Which is not to imply that Dorham was merely recycling old ideas in the final decade of his career. His writing here, representative of the music he and Henderson made on four previous Blue Note albums of the period, maintains clear blowing structures while introducing harmonic wrinkles guaranteed to challenge a soloist. Improvisations on the title track here are played on an elastic chorus structure in which the soloist triggers the harmonic modulations. (The melody also evokes one of the trumpeter’s most intense performances, in the spirit of his reading of Villa-Lobos’s “Prelude” from the United Artists Jazz album, Matador.) “The Fox” is filled with harmonic challenges as well, and “Night Watch” is both extremely lyrical and a quietly distinctive blues variant. Unlike some modernists, Dorham was not simply coasting on a diet that emphasized “rhythm” and blues.

Nor was Dorham one who could easily feign enthusiasm, as the relatively lackluster “Mamacita” illustrates. There are nuggets of musical gold in both the Henderson and Dorham solos to be sure; but a comparison with the title tune from the pair’s first joint effort, Una Mas, illustrates the difference between natural and premeditated grooves. In the intervening months, Lee Morgan had recorded the long-lined blues, “The Sidewinder,” which became one of Blue Note’s biggest hits; “Mamacita” sounds like a concerted effort to duplicate Morgan’s results. Henderson’s melody, which is catchy enough on its own, had been taped for the first time on a Blue Mitchell session the previous year that ultimately appeared on Step Lightly, while the composer finally produced a version under his own name for his 1967 Milestone debut, The Kicker.

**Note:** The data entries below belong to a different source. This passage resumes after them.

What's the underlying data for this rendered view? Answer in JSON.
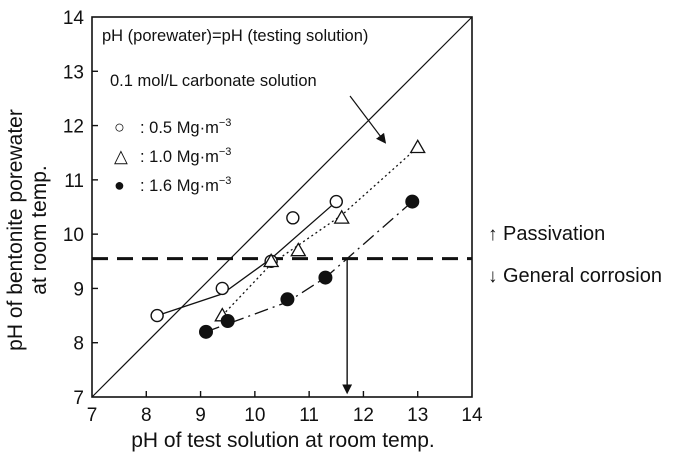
{
  "chart_data": {
    "type": "scatter",
    "xlabel": "pH of test solution at room temp.",
    "ylabel_lines": [
      "pH of bentonite porewater",
      "at room temp."
    ],
    "xlim": [
      7,
      14
    ],
    "ylim": [
      7,
      14
    ],
    "xticks": [
      "7",
      "8",
      "9",
      "10",
      "11",
      "12",
      "13",
      "14"
    ],
    "yticks": [
      "7",
      "8",
      "9",
      "10",
      "11",
      "12",
      "13",
      "14"
    ],
    "grid": false,
    "legend_position": "top-left",
    "legend": [
      {
        "marker_text": "○",
        "label": ": 0.5 Mg·m",
        "sup": "−3"
      },
      {
        "marker_text": "△",
        "label": ": 1.0 Mg·m",
        "sup": "−3"
      },
      {
        "marker_text": "●",
        "label": ": 1.6 Mg·m",
        "sup": "−3"
      }
    ],
    "series": [
      {
        "name": "0.5 Mg·m−3",
        "marker": "open-circle",
        "x": [
          8.2,
          9.4,
          10.3,
          10.7,
          11.5
        ],
        "y": [
          8.5,
          9.0,
          9.5,
          10.3,
          10.6
        ],
        "trend": {
          "style": "solid",
          "x": [
            8.2,
            9.4,
            10.3,
            11.5
          ],
          "y": [
            8.5,
            8.9,
            9.55,
            10.6
          ]
        }
      },
      {
        "name": "1.0 Mg·m−3",
        "marker": "open-triangle",
        "x": [
          9.4,
          10.3,
          10.8,
          11.6,
          13.0
        ],
        "y": [
          8.5,
          9.5,
          9.7,
          10.3,
          11.6
        ],
        "trend": {
          "style": "dotted",
          "x": [
            9.4,
            10.3,
            11.6,
            13.0
          ],
          "y": [
            8.5,
            9.45,
            10.35,
            11.6
          ]
        }
      },
      {
        "name": "1.6 Mg·m−3",
        "marker": "filled-circle",
        "x": [
          9.1,
          9.5,
          10.6,
          11.3,
          12.9
        ],
        "y": [
          8.2,
          8.4,
          8.8,
          9.2,
          10.6
        ],
        "trend": {
          "style": "dash-dot",
          "x": [
            9.1,
            10.6,
            11.3,
            12.9
          ],
          "y": [
            8.2,
            8.75,
            9.2,
            10.6
          ]
        }
      }
    ],
    "reference_line": {
      "x": [
        7,
        14
      ],
      "y": [
        7,
        14
      ]
    },
    "threshold": {
      "y": 9.55,
      "x_end": 14.0
    },
    "drop_arrow": {
      "x": 11.7,
      "y_from": 9.55,
      "y_to": 7.05
    },
    "annotations": {
      "equality": "pH (porewater)=pH (testing solution)",
      "carbonate": "0.1 mol/L carbonate solution",
      "passivation": "Passivation",
      "corrosion": "General corrosion",
      "passivation_arrow": "↑",
      "corrosion_arrow": "↓"
    }
  }
}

The rhythm section adds to the distinction of “Trompeta Toccata,” and is not the typical Blue Note crew. Only Richard Davis was a label regular, and he is as valuable to the proceedings as Hentoff and Dorham indicate, with both his support and solo on “Trompeta Toccata” of particular excellence. Tommy Flanagan made some of his first important New York sessions on the label with Thad Jones and Kenny Burrell, but did the vast majority of his recording elsewhere. Given Barry Harris’s comment that Alfred Lion did not gravitate to pianists whose work was “too beautiful,” it is possible that Flanagan’s lyricism did not suit the producer’s taste. Flanagan’s affinity for Dorham was another matter, as their work on the 1959 New Jazz classic Quiet Kenny makes clear, and as Flanagan’s impressionistic statement on the title track reaffirms. Albert "Tootie" Heath, who also turns in a stellar performance here, was widely heard with several working bands and on several labels at the time, yet this was the first of only two appearances he made for Blue Note, the other being Herbie Hancock’s The Prisoner. Six months after this album was recorded, the drummer left the US for Europe, where he would spend a productive decade before returning home to join brothers Percy and Jimmy in the Heath Brothers. One wonders if a similar act of expatriation might have elevated the career and extended the life of Kenny Dorham.